A lot has changed in New York since Schneider started selling insurance policies, but he still sees a lot of the same issues crop up now as he did in the 80s. New arrivals always overestimate their ability to navigate New York’s labyrinthine bureaucracy for the first time. Schneider is more than happy to give those folks a dose of reality. “If you're moving into a place and you're telling me you're doing a gut renovation and you plan to have it wrapped up in three months,” he said. “I'm saying you'll be lucky to have the approval back in three months.”

Renting an apartment in New York City also used to come with a laundry list of potential hazards. There were the constant break-ins, arson flare ups, shoddy repairs that were just waiting to come crumbling down at the slightest provocation. The city has changed a lot in the past few decades, but there’s one problem that has still torpedoed New York City’s apartment dwellers after all these years: Water.

“It might be from your upstairs neighbor or the dishwasher hose snapping.
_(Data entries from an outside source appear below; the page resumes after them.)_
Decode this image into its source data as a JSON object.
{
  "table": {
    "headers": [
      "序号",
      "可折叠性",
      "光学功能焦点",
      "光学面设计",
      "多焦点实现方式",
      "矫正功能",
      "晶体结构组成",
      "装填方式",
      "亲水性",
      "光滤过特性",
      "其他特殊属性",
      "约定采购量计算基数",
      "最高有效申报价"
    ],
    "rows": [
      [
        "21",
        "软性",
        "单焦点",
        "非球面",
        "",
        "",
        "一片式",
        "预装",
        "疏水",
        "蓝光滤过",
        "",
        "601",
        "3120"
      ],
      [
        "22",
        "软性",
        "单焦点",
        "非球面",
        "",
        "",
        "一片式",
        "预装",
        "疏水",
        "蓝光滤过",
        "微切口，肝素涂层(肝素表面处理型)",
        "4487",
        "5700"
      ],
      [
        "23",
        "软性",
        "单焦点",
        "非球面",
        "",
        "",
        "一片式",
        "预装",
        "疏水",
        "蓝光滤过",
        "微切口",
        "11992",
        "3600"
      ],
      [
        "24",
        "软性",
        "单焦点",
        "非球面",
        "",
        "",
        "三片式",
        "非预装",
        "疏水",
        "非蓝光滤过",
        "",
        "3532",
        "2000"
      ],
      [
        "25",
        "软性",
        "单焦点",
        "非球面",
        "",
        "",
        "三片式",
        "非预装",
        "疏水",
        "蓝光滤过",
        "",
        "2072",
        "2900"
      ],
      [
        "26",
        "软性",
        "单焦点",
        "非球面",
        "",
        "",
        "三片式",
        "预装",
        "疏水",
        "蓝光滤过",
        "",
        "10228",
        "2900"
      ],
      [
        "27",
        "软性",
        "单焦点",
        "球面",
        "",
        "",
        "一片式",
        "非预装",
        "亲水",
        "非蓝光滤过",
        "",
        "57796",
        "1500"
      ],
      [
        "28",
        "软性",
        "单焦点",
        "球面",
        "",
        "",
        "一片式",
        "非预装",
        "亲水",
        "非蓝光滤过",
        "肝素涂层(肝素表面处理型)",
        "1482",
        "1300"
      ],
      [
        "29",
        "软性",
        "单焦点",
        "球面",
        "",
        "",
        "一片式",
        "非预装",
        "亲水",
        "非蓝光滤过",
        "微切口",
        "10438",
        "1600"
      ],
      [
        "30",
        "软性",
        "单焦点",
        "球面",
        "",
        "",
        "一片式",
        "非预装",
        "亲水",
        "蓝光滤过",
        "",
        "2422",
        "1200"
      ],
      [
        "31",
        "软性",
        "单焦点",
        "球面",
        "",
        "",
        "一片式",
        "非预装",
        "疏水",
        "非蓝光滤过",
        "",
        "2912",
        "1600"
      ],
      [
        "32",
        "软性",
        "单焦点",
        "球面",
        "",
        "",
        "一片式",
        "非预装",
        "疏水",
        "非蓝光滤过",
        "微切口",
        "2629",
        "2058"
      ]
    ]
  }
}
Or it might be from people having a romantic interlude in the shower and leaving the water on—or somebody’s kid flushing a bunch of tennis balls down the toilet,” says Schneider.

Those sorts of stories keep Schneider smiling over all these years. When I ask if he has any good stories from his decades insuring a city of 8 million that is constantly shifting, he says that, while he can’t discuss specific cases, the problems he deals with haven’t changed too much in the last 30-plus years, especially when it comes to an age old nemesis. “The days of forgetting to lock your car and finding your radio torn out are long gone,” says Schneider. “But the water keeps on coming.”